As I grew older, into high school, I learned to lean on those friends. I learned to love and cherish my friends fiercely because they represented some sort of "normal" peace. Even if their life was "crap" (like parents smoking weed while preparing dinner for the family, while the kids drank beer) it was better then me dealing with home because at least people were happy and I didnt have to walk on egg shells.

I eventually taught myself (and some of my friends) how to behave in a way that manipulated my mother into being the type of mom I thought of as normal. If I said things or did things a certain way she would act "normal" and I could enjoy a social life which at times included my mother. I loved my mother and I desired a relationship from her but for whatever reason it wasnt there.

So when I got older and tried to rely on my mom I soon realized 1) she was my crutch (as usually develops in dysfunctional relationships) and 2) unlike what I thought was "normal", every assistance came with a price. After high school my friends became more my family then my actual family. Thankfully I have developed a better relationship with my siblings but I still dont have one with my mother.

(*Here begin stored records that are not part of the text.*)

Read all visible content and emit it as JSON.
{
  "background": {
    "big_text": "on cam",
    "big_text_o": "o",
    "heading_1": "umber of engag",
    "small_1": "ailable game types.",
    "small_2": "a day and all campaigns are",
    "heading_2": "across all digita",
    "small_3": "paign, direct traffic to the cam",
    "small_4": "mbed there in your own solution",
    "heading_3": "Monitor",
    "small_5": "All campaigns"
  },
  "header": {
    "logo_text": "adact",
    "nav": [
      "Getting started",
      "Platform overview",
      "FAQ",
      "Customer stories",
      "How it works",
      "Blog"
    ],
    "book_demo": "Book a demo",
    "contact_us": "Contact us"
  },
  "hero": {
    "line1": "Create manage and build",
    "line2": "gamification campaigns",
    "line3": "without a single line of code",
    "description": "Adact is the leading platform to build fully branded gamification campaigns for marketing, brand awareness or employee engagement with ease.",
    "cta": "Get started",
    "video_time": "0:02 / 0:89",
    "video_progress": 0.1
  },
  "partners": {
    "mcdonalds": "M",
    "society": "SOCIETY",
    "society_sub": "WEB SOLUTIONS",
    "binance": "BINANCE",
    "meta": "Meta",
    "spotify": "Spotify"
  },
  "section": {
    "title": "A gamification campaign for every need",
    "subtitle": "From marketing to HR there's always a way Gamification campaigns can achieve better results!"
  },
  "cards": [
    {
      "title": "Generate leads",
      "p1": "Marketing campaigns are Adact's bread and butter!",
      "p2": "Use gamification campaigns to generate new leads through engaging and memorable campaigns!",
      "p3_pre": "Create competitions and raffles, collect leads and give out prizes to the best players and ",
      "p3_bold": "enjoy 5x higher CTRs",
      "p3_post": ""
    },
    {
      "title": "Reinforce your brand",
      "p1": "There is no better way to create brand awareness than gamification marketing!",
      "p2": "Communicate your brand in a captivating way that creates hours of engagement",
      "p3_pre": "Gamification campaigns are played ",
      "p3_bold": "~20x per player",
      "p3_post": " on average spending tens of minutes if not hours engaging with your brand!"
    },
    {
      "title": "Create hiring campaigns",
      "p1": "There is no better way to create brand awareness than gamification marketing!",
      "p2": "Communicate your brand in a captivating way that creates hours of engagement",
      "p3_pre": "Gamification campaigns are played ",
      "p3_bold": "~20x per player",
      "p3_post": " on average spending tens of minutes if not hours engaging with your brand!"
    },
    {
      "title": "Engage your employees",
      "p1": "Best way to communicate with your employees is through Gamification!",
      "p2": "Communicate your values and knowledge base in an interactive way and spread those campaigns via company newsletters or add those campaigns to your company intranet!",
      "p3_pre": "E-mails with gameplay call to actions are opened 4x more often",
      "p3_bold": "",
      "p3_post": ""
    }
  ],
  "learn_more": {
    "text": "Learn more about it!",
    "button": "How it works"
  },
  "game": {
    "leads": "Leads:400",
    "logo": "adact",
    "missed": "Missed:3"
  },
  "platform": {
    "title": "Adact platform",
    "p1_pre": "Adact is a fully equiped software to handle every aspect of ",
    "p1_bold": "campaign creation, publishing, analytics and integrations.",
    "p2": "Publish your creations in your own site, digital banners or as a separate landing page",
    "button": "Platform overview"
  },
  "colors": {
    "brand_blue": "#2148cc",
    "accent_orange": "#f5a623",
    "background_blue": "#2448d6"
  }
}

I have gone from fighting my mom to trying my damndest to have a relationship with her (which entailed alot of bottling of emotions and thoughts), to almost having that relationship to calling the cops on my mom. We are now at a place where I am done. I am done trying to manipulate my mother into being "normal", I am done walking on egg shells, I am done trying to have a relationship. Our relationship is distant, I keep her at arms length, she cant get in: in my life, in my kids life, in my work, in my marriage. If she stays out then I stay out of her life all while occasionally enjoying brief, civil conversation about our mutual love: my children.

But why is it that NOW after all those years of me trying and explaining and arguing that NOW she wants to ask me for a relationship?! Why after all those years of calling me names, hurting me physically and emotionally and basically dropping me on my face to fend for myself when I had no way of doing so(as she did with all my other siblings, currently my poor baby sister)...why now does she think I would give her that?!

I felt bad for years that I wasnt being a "good Christian", I felt like it wasnt right of me to "turn my back on her" I HAD to be the good daughter and suck it up so she could be happy. But I realized that separating myself is not a "bad" thing. I am putting myself in a better position to offer the love of Christ...just not the way she wants it because I'm done.